- Location of the unincorporated area of Harz in the district of Göttingen
- Harz Harz
- Coordinates: 51°43′N 10°24′E﻿ / ﻿51.717°N 10.400°E
- Country: Germany
- State: Lower Saxony
- District: Göttingen

Area
- • Total: 267.35 km^{2} (103.22 sq mi)

Population (2022-12-31)
- • Total: 0
- • Density: 0.0/km^{2} (0.0/sq mi)
- Time zone: UTC+01:00 (CET)
- • Summer (DST): UTC+02:00 (CEST)

= Harz (Landkreis Göttingen) =

Place in Lower Saxony, Germany

The administrative district (Verwaltungsbezirk) of Harz (Landkreis Göttingen) is an unincorporated area in the German district of Göttingen. Until the merger of the old districts of Osterode am Harz and Göttingen, it was known as "Harz (Landkreis Osterode am Harz)".

== Geography ==
It is the second largest unincorporated area in Germany with an area of 267.35 km^{2} and is entirely uninhabited.
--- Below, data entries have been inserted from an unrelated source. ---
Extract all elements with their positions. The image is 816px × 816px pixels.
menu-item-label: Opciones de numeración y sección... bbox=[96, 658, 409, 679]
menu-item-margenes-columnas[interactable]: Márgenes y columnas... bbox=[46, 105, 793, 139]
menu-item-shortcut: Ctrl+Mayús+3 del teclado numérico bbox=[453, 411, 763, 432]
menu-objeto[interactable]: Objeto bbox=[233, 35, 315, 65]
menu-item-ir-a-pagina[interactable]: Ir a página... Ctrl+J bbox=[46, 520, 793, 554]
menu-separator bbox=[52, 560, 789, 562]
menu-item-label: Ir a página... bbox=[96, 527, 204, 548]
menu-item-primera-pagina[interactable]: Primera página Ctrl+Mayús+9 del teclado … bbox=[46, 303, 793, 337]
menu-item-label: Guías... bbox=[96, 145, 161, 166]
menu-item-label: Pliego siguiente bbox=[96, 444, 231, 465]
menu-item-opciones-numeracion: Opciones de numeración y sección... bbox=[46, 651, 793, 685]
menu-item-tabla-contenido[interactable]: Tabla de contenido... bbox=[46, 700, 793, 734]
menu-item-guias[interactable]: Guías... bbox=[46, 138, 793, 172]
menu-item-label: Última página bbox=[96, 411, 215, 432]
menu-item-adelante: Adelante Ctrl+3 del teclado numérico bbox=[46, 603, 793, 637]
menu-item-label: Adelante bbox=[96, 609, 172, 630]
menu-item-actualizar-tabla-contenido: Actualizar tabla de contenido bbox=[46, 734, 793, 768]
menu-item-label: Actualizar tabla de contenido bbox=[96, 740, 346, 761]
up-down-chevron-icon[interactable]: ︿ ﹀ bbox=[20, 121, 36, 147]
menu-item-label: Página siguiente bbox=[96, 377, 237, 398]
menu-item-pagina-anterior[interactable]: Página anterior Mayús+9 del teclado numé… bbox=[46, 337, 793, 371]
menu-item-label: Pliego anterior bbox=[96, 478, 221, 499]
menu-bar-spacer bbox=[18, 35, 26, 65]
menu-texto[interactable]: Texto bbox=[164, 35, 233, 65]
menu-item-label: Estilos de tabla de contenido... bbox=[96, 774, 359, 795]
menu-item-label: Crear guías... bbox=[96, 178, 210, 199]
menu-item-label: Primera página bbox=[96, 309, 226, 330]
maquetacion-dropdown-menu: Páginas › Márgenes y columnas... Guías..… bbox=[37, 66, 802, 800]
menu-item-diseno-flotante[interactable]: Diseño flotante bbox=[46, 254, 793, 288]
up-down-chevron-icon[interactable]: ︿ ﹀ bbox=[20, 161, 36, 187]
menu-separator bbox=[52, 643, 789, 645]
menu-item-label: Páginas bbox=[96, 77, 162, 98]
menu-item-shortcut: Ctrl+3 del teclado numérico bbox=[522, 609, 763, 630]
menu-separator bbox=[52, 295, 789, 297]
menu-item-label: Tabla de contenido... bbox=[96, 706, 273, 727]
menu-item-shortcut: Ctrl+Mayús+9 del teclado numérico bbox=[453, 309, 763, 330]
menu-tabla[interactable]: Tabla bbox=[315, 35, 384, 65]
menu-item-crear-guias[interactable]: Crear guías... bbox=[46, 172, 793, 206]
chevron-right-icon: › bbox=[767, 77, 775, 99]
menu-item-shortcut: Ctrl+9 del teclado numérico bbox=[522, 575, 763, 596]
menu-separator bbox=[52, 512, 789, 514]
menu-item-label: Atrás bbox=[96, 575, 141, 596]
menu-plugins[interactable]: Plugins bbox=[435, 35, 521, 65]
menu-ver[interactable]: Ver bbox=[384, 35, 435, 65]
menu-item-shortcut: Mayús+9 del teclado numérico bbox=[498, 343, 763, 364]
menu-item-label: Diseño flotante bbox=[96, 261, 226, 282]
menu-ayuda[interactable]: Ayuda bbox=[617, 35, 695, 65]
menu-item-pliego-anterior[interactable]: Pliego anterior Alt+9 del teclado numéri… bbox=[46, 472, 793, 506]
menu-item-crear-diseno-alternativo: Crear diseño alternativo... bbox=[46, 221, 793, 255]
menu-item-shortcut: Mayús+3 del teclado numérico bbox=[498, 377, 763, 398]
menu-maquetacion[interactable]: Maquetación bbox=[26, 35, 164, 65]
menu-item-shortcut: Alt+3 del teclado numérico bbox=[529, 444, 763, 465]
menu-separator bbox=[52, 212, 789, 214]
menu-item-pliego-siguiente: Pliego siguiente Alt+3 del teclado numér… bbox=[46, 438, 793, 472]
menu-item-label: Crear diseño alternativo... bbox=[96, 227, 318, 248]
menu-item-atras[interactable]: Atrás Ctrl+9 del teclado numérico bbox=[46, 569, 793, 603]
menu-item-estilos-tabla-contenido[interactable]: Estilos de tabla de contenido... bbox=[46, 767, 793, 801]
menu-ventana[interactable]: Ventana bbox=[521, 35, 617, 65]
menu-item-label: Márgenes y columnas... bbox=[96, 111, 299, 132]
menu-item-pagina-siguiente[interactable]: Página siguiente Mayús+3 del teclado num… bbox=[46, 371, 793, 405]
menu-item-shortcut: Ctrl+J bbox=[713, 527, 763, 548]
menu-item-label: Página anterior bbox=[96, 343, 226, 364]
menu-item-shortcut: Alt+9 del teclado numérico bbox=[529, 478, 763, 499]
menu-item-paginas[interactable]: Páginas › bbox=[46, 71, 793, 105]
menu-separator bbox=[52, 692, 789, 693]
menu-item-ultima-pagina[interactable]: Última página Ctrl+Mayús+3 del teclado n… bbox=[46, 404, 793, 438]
Although it has no recorded population, for administrative reasons it has an official municipality key (Amtlicher Gemeindeschlüssel). The area covers large parts of the district of Göttingen and transitions towards the northeast into the district of Goslar.

== Administration ==
The administration of unincorporated areas in the districts of Göttingen and Goslar, about 98 per cent of which is state forest, is carried out by the Lower Saxon forestry office of Clausthal, which also generates the requisite vital records (birth certificates and death certificates) when required, as well as being responsible as a public authority for safety and law and order. This is a practice that goes back to the mining history of the Harz.